PESCARA. Lo chiamavano il “leone dell’Adriatico” per la sua imbattibilità al tavolo da biliardo. Fondatore del torneo Coppa Mari, il suo Circolo amatori biliardo di via Milano prima e corso Vittorio poi, dagli anni Sessanta è stato il punto di riferimento di giocatori da tutto il mondo. Una vita di successi quella di Ernesto Di Tizio, otto volte campione italiano di biliardo, specialità stecca e carambola a tre sponde, più di 200 gare vinte tra Italia, Montecarlo e Sudamerica, morto a 88 anni, alle 15,40 di ieri al Covid hospital dove era ricoverato da giorni per altre patologie con cui combatteva da tempo. Lascia, addolorati, la sorella Maria Sofia Di Tizio, i figli Barbara e Riccardo, il genero Valentino, i nipoti Rita, Silvio, Maria Teresa, Donatella, Elisabetta, Donato, Teresa, Jacopo.

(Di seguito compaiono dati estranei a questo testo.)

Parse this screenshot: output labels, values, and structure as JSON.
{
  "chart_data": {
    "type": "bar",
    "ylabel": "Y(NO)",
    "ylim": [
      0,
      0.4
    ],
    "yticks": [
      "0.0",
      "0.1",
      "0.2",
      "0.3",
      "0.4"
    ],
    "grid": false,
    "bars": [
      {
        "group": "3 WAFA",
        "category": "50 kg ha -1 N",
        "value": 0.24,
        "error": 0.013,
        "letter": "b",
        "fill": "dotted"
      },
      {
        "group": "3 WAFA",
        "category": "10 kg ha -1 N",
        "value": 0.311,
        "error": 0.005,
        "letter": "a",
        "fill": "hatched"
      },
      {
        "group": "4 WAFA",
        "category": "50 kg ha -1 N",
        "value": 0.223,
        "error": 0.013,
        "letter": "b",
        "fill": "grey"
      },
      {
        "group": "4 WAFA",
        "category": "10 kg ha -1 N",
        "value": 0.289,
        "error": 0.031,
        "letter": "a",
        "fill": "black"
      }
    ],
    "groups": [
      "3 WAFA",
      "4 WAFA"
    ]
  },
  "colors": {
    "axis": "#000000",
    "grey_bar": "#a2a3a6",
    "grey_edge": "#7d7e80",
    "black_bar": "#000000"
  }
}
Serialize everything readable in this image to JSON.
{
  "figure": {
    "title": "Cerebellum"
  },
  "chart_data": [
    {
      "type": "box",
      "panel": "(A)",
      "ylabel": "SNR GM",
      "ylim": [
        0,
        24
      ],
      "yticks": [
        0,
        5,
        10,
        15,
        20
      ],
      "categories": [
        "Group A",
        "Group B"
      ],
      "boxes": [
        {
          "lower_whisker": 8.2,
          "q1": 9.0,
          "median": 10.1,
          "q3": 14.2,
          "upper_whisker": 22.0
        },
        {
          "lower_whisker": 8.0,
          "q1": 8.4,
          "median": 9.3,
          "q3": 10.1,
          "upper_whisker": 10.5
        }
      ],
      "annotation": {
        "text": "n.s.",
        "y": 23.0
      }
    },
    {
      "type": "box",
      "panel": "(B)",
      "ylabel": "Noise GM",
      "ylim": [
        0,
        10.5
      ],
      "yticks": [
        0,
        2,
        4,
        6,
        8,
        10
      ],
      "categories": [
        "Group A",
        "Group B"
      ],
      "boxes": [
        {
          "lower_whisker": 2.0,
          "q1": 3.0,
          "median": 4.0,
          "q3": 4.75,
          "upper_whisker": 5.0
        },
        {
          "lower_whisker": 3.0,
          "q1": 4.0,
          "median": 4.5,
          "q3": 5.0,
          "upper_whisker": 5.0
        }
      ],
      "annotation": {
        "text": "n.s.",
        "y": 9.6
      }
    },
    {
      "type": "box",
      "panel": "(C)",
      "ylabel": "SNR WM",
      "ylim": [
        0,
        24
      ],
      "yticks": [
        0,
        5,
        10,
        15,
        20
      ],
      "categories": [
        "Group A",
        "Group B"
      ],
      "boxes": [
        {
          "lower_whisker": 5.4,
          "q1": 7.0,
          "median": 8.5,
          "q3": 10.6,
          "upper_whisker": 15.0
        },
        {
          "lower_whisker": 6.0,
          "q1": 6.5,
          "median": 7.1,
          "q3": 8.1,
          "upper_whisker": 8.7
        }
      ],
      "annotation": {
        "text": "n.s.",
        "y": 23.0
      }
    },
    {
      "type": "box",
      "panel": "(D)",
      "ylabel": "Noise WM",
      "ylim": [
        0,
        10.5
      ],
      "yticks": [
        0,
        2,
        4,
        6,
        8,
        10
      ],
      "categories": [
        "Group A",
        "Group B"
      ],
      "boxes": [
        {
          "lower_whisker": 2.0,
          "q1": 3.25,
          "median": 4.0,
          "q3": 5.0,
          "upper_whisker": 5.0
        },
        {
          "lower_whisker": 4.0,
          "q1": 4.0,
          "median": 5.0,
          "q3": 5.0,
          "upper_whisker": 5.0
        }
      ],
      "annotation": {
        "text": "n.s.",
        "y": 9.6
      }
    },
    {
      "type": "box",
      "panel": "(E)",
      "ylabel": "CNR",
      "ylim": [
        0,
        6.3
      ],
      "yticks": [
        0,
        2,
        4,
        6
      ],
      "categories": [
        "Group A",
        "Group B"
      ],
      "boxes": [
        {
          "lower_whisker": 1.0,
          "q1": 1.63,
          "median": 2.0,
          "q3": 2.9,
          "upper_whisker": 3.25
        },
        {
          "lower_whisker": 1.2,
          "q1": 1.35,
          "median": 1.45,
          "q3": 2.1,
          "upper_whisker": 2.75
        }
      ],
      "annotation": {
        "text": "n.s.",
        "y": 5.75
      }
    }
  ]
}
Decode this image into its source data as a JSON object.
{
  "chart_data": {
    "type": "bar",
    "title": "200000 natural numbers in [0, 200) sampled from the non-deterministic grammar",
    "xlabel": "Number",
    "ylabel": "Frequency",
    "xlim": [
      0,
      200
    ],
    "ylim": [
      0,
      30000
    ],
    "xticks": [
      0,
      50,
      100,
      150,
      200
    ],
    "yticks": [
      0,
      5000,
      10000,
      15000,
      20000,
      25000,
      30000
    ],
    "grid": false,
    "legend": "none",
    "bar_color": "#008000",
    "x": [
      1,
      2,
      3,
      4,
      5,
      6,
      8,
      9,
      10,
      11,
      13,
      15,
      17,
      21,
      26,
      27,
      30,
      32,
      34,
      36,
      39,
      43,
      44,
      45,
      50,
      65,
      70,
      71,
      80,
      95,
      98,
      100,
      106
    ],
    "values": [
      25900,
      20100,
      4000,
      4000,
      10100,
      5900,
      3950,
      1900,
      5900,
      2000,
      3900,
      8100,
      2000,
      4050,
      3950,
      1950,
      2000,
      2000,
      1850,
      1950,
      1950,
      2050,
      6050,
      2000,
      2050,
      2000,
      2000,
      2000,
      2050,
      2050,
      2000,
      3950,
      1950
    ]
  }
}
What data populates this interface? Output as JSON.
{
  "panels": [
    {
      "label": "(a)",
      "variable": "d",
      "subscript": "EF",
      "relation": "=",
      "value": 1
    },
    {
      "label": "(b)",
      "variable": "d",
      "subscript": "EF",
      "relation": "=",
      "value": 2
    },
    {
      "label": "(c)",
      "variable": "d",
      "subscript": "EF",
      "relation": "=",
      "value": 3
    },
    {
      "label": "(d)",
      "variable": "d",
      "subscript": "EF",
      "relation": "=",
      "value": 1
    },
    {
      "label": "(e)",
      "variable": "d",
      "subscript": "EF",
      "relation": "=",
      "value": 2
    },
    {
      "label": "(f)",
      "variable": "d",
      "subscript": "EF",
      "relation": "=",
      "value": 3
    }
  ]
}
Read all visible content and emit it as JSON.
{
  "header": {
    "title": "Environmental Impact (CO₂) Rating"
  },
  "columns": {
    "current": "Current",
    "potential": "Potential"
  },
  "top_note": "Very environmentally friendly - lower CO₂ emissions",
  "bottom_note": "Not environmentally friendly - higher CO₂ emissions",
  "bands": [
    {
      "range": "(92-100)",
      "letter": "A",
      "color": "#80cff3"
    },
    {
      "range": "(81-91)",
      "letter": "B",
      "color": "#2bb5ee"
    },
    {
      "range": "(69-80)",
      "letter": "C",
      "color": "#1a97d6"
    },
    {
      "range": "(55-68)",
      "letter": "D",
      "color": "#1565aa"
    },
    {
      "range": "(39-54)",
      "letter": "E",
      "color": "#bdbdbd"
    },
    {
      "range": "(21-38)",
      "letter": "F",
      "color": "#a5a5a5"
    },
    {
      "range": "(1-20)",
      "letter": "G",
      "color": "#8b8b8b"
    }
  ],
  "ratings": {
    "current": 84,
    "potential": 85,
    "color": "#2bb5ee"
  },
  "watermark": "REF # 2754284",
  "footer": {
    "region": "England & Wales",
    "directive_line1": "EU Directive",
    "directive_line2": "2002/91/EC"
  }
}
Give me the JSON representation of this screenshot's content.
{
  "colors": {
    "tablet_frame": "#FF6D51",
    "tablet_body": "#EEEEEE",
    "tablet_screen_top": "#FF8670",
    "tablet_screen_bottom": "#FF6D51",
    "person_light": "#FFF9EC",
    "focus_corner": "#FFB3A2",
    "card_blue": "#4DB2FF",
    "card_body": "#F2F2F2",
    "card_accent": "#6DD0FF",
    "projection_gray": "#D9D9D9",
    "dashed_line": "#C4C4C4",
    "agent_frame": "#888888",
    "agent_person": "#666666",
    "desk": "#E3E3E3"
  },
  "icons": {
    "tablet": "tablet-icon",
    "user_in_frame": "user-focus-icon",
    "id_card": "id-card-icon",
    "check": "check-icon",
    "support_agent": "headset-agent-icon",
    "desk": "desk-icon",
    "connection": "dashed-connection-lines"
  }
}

La moglie Vittoria è morta 36 anni fa. I funerali si svolgeranno oggi alle 15,45 nella chiesa dello Spirito Santo. La salma sarà cremata e le ceneri restituite ai familiari. Viveva in via Lavino, a Montesilvano, ma era nato a Santa Filomena il 18 luglio 1933 da papà Donato e mamma Teresa Staccioli. Fu lei a scovarlo, sedicenne, dopo aver marinato il liceo classico D’Annunzio, nel circolo di Francesco Cirillo, che all’epoca si trovava nelle vicinanze del bar Brasile, poi trasferito in via Trento. Donna Teresa «lo sorprese con la stecca in mano, andò su tutte le furie e lo spedì in un collegio a Torino», racconta la nipote, Elisabetta Sargiacomo, «ma zio Ernesto aveva una passione sfrenata per il biliardo ed è stata tutta la sua vita, una vita felice e piena di soddisfazioni e vittorie. È stato fondatore del torneo Coppa Mari, aveva un carattere rigido e dolce, molto amante delle regole». Il primo circolo (oggi di proprietà di Paolo Clerico) aperto nel 1963 in via Milano, dal 1985 in corso Vittorio di fronte al terminal della stazione, frequentatissimo da amatori e campioni, tra cui Carlo Cifalà, Nenè Gomez, Marcello Lotti, detto Lo Scuro.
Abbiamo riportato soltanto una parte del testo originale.